Там он сошел с коня и сел на золотую кафисму[42], а по бокам снова встали в два ряда препозиты со львами на скарамангиях, позади выстроились спафарии с секирами и мечами, которые они держали одинаково: словно палки на плечах, чтобы в любую минуту изрубить в щепу каждого, кто отважится угрожать священной особе императора.
Все было пышно и пестро, как и утром; снова торжественно и приподнято провозглашали димархи венетов и прасынов соответствующие приветствия, повторяемые, согласно правилам церемонии, точно определенное количество раз: «Да помилует тебя бог, император!» — пятьдесят раз, «Империя с тобой, василевс!» — сорок раз, а всего двести тридцать пять здравиц.
Константин слушал, закрыв глаза; он улыбался, его считали веселым императором, превыше всего любил церемонии и царскую роскошь, ему нравилось выполнять лишь те царские обязанности, которые приносили удовольствие и наслаждение, когда же нужно было утихомиривать врагов, собирать подать, наводить порядок в торговле и ремеслах — он уступал место своему царственному брату, справедливо размышляя, что пусть уж лучше Василий добывает золото, а он, Константин, будет раздавать его веселым толпам обеими руками. А еще: ежедневно посещал бани, катался верхом, сменяя по нескольку раз на день коней, ездил на охоту в Калликратию, тоскующим взглядом осматривал портики вдоль улиц, отыскивая красивое женское личико, присутствовал на всех ристалищах на ипподроме (сооруженном еще Септимием Севером, а по-настоящему завершенном и украшенном Константином Первым, прозванным Великим, ибо и в самом деле был великим), любил женщин, любил вкусно поесть, даже выдумывал блюда, играл в кости, любил развлечения и, как все любители развлечений, был жестоким человеком, хотя и скрывал эту жестокость за показным весельем.
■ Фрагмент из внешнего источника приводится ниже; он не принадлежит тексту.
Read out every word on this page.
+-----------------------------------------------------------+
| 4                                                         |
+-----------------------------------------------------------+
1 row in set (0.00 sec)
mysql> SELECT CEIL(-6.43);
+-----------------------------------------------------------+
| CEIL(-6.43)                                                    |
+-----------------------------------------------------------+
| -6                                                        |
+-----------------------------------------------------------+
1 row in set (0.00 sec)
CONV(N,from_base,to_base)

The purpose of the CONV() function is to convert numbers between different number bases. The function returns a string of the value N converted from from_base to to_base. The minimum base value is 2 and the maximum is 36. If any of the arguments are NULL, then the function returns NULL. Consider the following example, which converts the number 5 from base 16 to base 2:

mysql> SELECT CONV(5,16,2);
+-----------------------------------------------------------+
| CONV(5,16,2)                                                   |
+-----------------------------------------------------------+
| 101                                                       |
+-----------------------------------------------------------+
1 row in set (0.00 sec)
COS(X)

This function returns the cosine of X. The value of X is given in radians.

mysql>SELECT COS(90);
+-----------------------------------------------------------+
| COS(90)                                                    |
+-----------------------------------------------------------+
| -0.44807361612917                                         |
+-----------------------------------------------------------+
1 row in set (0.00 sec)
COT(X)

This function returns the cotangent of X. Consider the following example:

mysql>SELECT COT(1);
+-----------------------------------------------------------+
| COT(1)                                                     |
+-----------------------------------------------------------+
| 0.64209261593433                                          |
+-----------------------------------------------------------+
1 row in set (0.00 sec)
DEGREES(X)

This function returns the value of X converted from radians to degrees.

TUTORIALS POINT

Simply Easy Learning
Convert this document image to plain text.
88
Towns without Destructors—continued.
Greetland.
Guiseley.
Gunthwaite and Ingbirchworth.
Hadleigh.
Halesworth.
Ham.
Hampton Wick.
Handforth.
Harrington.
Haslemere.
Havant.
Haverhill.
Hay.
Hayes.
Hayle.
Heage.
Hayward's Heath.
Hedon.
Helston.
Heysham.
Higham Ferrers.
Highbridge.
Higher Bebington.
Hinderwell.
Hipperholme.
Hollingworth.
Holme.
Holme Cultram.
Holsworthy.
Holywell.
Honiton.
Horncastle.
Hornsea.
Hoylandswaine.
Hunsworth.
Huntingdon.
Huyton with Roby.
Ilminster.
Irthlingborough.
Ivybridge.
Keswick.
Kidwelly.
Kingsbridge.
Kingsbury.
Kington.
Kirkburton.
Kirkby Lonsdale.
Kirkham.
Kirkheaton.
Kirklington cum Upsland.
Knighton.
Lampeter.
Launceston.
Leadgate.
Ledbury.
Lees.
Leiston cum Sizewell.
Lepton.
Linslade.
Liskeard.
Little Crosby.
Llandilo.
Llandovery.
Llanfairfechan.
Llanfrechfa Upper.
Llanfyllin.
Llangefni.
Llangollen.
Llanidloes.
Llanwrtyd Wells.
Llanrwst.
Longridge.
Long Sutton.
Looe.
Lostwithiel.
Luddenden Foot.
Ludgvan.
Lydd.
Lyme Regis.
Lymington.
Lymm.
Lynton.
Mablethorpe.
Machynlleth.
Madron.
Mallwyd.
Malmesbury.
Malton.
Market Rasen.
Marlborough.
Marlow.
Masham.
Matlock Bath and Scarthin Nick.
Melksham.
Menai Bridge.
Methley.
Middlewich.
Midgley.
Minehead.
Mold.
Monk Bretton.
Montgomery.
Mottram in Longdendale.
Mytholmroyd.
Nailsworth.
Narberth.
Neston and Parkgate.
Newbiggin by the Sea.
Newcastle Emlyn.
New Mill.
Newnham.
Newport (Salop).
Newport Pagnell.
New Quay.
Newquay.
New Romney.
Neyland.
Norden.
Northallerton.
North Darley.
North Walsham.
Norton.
Пока димархи напевали свои акламации, Константин, причмокивая губами от удовольствия, все еще живя воспоминанием о пышной осетрине, которую они разделили с патриархом под белое вино, присланное в качестве трофея из Пелагонии, неторопливо осматривал форум, небрежно скользил взглядом по болгарским пленникам, надеясь пристальнее присмотреться к ним во время экзекуции, оглянулся на свою свиту, словно бы убеждаясь в том, что все предписания соблюдены. Да, все безупречно, все прекрасно, все происходит согласно церемониалу, выработанному за много веков. Вот он, император всех ромеев, сидит в золотой кафисме, на самом видном месте перед войском, гетериями и народом, перед обреченными на казнь жалкими врагами; по сторонам от кафисмы стоят неподвижно четверо безбородых, ибо так тоже заведено издавна — византийский император должен показывать свою царственность прежде всего перед безбородыми, а уж потом перед бородатыми, стемму же василевс никогда не может надеть перед бородатыми, он может сделать это лишь перед безбородыми. У одних безбородых на головах красные скиадии, у других белые колпаки. Один евнух одет в широкое платье с рукавами, из бледно-зеленой парчи, вышитое огромными кругами, в середине которых стоят львы. Это препозит. Остальные три — в синих стихарях, крапленных белыми точками, в красных мантиях, вышитых лилиями, с двумя золотыми тавлиями на груди. Это — чины суда и справедливости, первые исполнители воли василевса. Их парчовые мантии плотно облегают фигуру и наглухо застегнуты двумя круглыми фибулами у самого воротника. Руки зажаты под этими мешковидными мантиями — томпариями так, что евнухи не в состоянии даже расстегнуть фибулы, а уж о том, чтобы вынуть из ножен меч и ударить императора, не могло быть и речи.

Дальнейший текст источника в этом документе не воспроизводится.